The unconditioned reflex (e.g., protective reflex), which is the innate reaction of the organism and usually performed through the spinal cord rather than the brain, can enable organisms to escape harms from environments. In this paper, we propose an online, highly-dynamic motion planning algorithm to endow manipulators the highly-dynamic unconditioned reflexes to humans and/or environments. Our method is based on a chained version of Signed Distance Functions (SDFs), which can be pre-computed and stored. Our proposed algorithm is divided into two stages. In the offline stage, we create 3 groups of local SDFs to store the geometric information of the manipulator and its working environment. In the online stage, the pre-computed local SDFs are chained together according the configuration of the manipulator, to provide global geometric information about the environment. While the point clouds of the dynamic objects serve as query points to look up these local SDFs for quickly generating escape velocity. Then we propose a modified geometric Jacobian matrix and use the Jacobian-pseudo-inverse method to generate real-time reflex behaviors to avoid the static and dynamic obstacles in the environment. The benefits of our method are validated in both static and dynamic scenarios. In the static scenario, our method identifies the path solutions with lower time consumption and shorter trajectory length compared to existing solutions. In the dynamic scenario, our method can reliably pursue the dynamic target point, avoid dynamic obstacles, and react to these obstacles within 1ms, which surpasses the unconditioned reflex reaction time of humans.

Paper Structure

This paper contains 20 sections, 27 equations, 20 figures, 1 table, 3 algorithms.

Figures (20)

  • Figure 1: The unconditioned reflexes enable humans to react to stimulus (e.g., pain) quickly to avoid harm from environments. To guarantee real-time, the unconditioned reflexes are usually performed through the spinal cord rather than the brain. Accordingly, it is essential to endow robots the highly-dynamic unconditioned reflex to humans and/or environments, such that it can work collaboratively with humans or serve people in daily life.
  • Figure 2: The difference between the explicit method and the SDF method is presented. The explicit method represents an object with multiple points and the expressions of functions between these points. In contrast, the SDF returns the signed distance from any point in space to the surface of the $\Omega$. The dashed lines on the right are contour lines that indicate the distance from the surface of the $\Omega$.
  • Figure 3: Illustration of a generalist robot working in a household environment, featuring both static and dynamic obstacles. The manipulator must respond in real time to avoid these obstacles and reach the target pose.
  • Figure 4: (a) depict the $SDF_{\mathcal{S}_0}\left({\boldsymbol{p}}\right)$ created for the permanent object, e.g., the wall. (b), (c) and (d) depict the schematic diagram of the $SDF_{\mathcal{S}_i}\left({\boldsymbol{p}}\right)$ created for each static obstacle. (d) shows the $SDF_{\mathcal{S}}\left({\boldsymbol{p}}\right)$, which is the fusion of all the local $SDF_{\mathcal{S}_i}\left({\boldsymbol{p}}\right)$. The colors indicate the signed distance (Unit: mm).

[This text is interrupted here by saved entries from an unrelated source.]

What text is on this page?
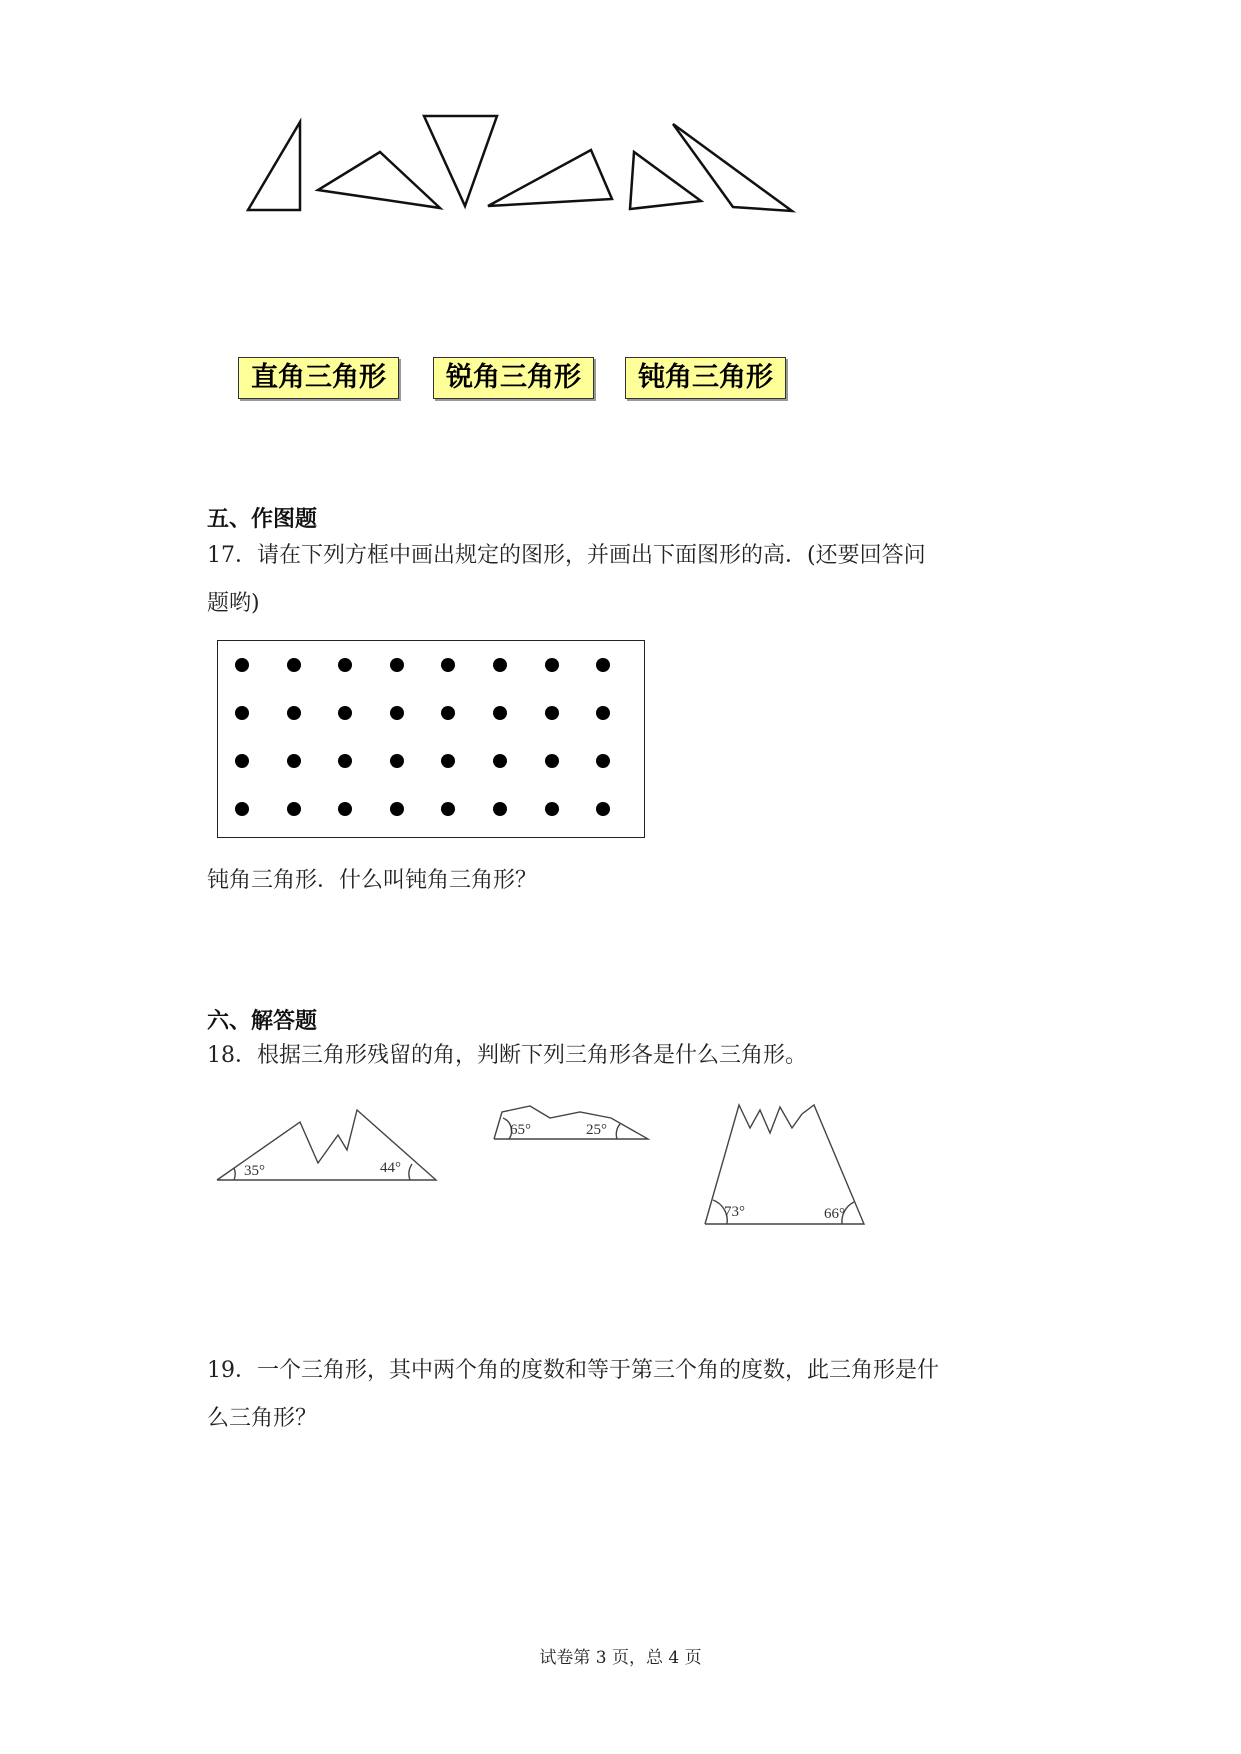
直角三角形	锐角三角形	钝角三角形
五、作图题
17．请在下列方框中画出规定的图形，并画出下面图形的高．(还要回答问
题哟)
钝角三角形．什么叫钝角三角形？
六、解答题
18．根据三角形残留的角，判断下列三角形各是什么三角形。
35°	44°
65°	25°
73°	66°
19．一个三角形，其中两个角的度数和等于第三个角的度数，此三角形是什
么三角形？
试卷第 3 页，总 4 页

The contour lines are also marked in each subfigure.
  • Figure 5: (a) shows the schematic diagram of the $SDF_{\mathcal{L}_i}\left({\boldsymbol{p}}\right)$ and (b) shows the $Gradient_{\mathcal{L}_i}\left({\boldsymbol{p}}\right)$. These local SDFs returns the signed distance and gradient information to the surface of $\{\mathcal{L}_i\}$. In (a), the colors indicate the signed distance (Unit: mm) while the colored lines mark the contour lines. In (b), the direction and magnitude of the gradient are illustrated by the arrows' direction and color, respectively. The magnitude is normalized for visualization.